FDM compensates with part size. Most professional FDM systems have larger build volumes than comparable resin machines, and multi-machine arrays can produce large structural components efficiently. Resin printers can be scaled up, but the cost and complexity of large-format resin systems is substantially higher than equivalent FDM equipment.
Post-Processing and Finishing
FDM parts typically require support removal and may benefit from sanding, priming, and painting if surface appearance matters. Solvent smoothing — exposing ABS parts to acetone vapour — can dramatically improve surface finish, but the process requires fume control and is not universally used. PETG and nylon do not respond well to acetone and need mechanical finishing.
SLA and MSLA parts require post-cure under UV light and washing in isopropyl alcohol or a proprietary wash solution to remove uncured resin from the surface. The washing and curing steps add time but are straightforward. Parts may be sanded and primed for painting, or used directly from the printer if the resin colour and finish are acceptable.
The decision between FDM and resin usually comes down to three questions: How large is the part? How fine are the critical features? And what mechanical demands will the prototype face during testing?
Canadian Sector Applications
In the Canadian aerospace sector — concentrated in Montreal, Toronto, and Winnipeg — FDM with high-performance materials such as ULTEM (polyetherimide) and PEEK is used to produce tooling and duct prototypes that must withstand elevated temperatures. Both materials require specialised high-temperature printers and are considerably more demanding to process than commodity thermoplastics, but the alternative — machining prototypes from solid billet — is much more expensive for complex geometries.

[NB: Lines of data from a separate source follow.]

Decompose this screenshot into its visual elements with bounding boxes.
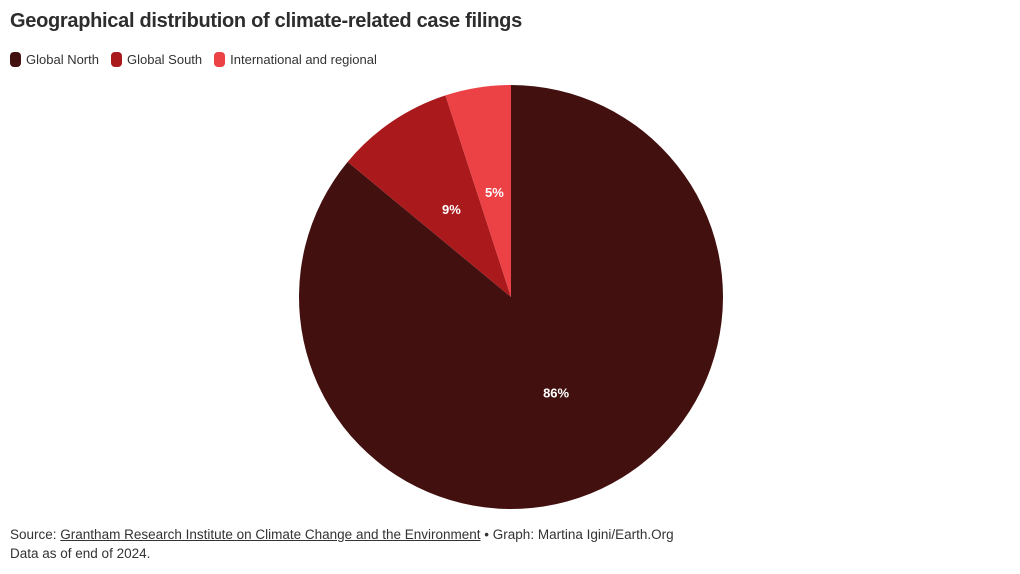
- pie-slice-label-global-south: 9%: [442, 202, 461, 217]
- legend-swatch-icon: [110, 52, 122, 67]
- pie-slice-global-south: [347, 95, 511, 297]
- data-note: Data as of end of 2024.: [10, 545, 151, 561]
- legend-swatch-icon: [214, 52, 226, 67]
- legend-item-label: International and regional: [230, 52, 377, 67]
- source-line: Source: Grantham Research Institute on C…: [10, 526, 674, 545]
- legend-item-global-north: Global North: [10, 52, 99, 67]
- page-title: Geographical distribution of climate-rel…: [10, 10, 522, 32]
- source-link[interactable]: Grantham Research Institute on Climate C…: [60, 527, 481, 542]
- pie-slice-label-global-north: 86%: [543, 385, 569, 400]
- source-prefix: Source:: [10, 527, 57, 542]
- legend-item-international-and-regional: International and regional: [214, 52, 377, 67]
- legend: Global North Global South International an…: [10, 52, 377, 67]
- legend-item-label: Global South: [126, 52, 203, 67]
- footer: Source: Grantham Research Institute on C…: [10, 526, 674, 563]
- graph-credit: Graph: Martina Igini/Earth.Org: [492, 527, 674, 542]
- legend-item-label: Global North: [26, 52, 99, 67]
- pie-slice-label-international-and-regional: 5%: [485, 185, 504, 200]
- separator-dot: •: [484, 527, 490, 542]
- legend-item-global-south: Global South: [110, 52, 203, 67]
- pie-slice-international-and-regional: [445, 85, 511, 297]
- legend-swatch-icon: [10, 52, 21, 67]
- pie-slice-global-north: [299, 85, 724, 509]
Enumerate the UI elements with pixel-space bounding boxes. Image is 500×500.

The consumer products sector, which in Canada includes packaged goods, recreational equipment, and electronics, uses both FDM and resin processes extensively for form models and early-stage functional prototypes. Short-run production of small components — replacement parts for older equipment, limited-edition product variants, customised elements — is also carried out using additive manufacturing in situations where the tooling investment for injection moulding is not justified by the volume.
Medical device manufacturers in Canada, operating under Health Canada regulations that govern the production and testing of medical devices, have been careful in their adoption of additive manufacturing for anything intended for patient contact. Prototyping for design validation is well-established, but transition to printed production parts requires extensive validation and regulatory submission, which slows uptake compared to less regulated sectors.

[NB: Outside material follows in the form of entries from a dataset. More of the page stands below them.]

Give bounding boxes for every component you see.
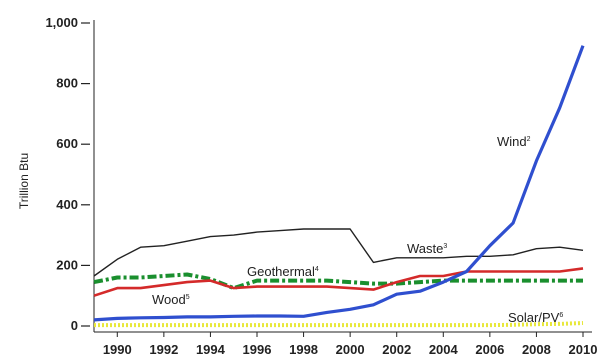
y-tick-label: 800 — [56, 76, 78, 91]
series-line-waste — [93, 228, 584, 277]
series-label-footnote: 3 — [443, 243, 447, 250]
x-ticks: 1990 1992 1994 1996 1998 2000 2002 2004 2006 2008… — [103, 332, 598, 357]
series-line-geothermal — [93, 272, 583, 291]
series-line-wind — [93, 45, 585, 322]
series-label-wind: Wind2 — [497, 134, 531, 149]
series-label-solar-pv: Solar/PV6 — [508, 310, 563, 325]
y-axis-title: Trillion Btu — [17, 153, 31, 209]
axes — [93, 20, 592, 333]
series-label-text: Waste — [407, 241, 443, 256]
series-label-footnote: 6 — [559, 312, 563, 319]
series-label-text: Geothermal — [247, 264, 315, 279]
x-tick-label: 2008 — [522, 342, 551, 357]
y-tick-label: 0 — [71, 318, 78, 333]
series-label-footnote: 5 — [186, 294, 190, 301]
x-tick-label: 2006 — [475, 342, 504, 357]
series-label-text: Solar/PV — [508, 310, 560, 325]
y-tick-label: 400 — [56, 197, 78, 212]
y-tick-label: 200 — [56, 257, 78, 272]
x-tick-label: 2000 — [336, 342, 365, 357]
y-tick-label: 1,000 — [45, 15, 78, 30]
x-tick-label: 1998 — [289, 342, 318, 357]
series-label-text: Wood — [152, 292, 186, 307]
series-lines — [93, 45, 585, 328]
x-tick-label: 1992 — [149, 342, 178, 357]
x-tick-label: 1990 — [103, 342, 132, 357]
series-labels: Waste3 Geothermal4 Wood5 Wind2 Solar/PV6 — [152, 134, 563, 325]
series-label-wood: Wood5 — [152, 292, 190, 307]
series-label-text: Wind — [497, 134, 527, 149]
series-line-wood — [93, 267, 584, 297]
x-tick-label: 2004 — [429, 342, 459, 357]
x-tick-label: 1996 — [243, 342, 272, 357]
series-label-geothermal: Geothermal4 — [247, 264, 319, 279]
series-label-footnote: 2 — [527, 136, 531, 143]
series-line-solar-pv — [94, 321, 584, 328]
series-label-waste: Waste3 — [407, 241, 447, 256]
x-tick-label: 1994 — [196, 342, 226, 357]
x-tick-label: 2002 — [382, 342, 411, 357]
x-tick-label: 2010 — [569, 342, 598, 357]
y-tick-label: 600 — [56, 136, 78, 151]
series-label-footnote: 4 — [315, 266, 319, 273]
y-ticks: 0 200 400 600 800 1,000 — [45, 15, 90, 333]
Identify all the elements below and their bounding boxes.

The Role of Service Bureaus
Not all Canadian manufacturers operate in-house 3D printing. Service bureaus that offer multi-process additive manufacturing — FDM, SLA, SLS, MJF, DMLS — on a per-part fee basis serve a significant portion of the Canadian prototyping market. These facilities maintain industrial-grade equipment and offer material expertise that smaller in-house operations may lack. They also operate powder-based and metal additive processes that few companies maintain on-site.
In-house prototyping makes economic sense when design iteration cycles are rapid, part volumes are moderate, and the design team benefits from immediate physical feedback during development. Service bureaus remain competitive for occasional, high-specification parts, large batches, and processes outside the company's in-house capability. The mix between these two models varies by company size, product complexity, and development cadence.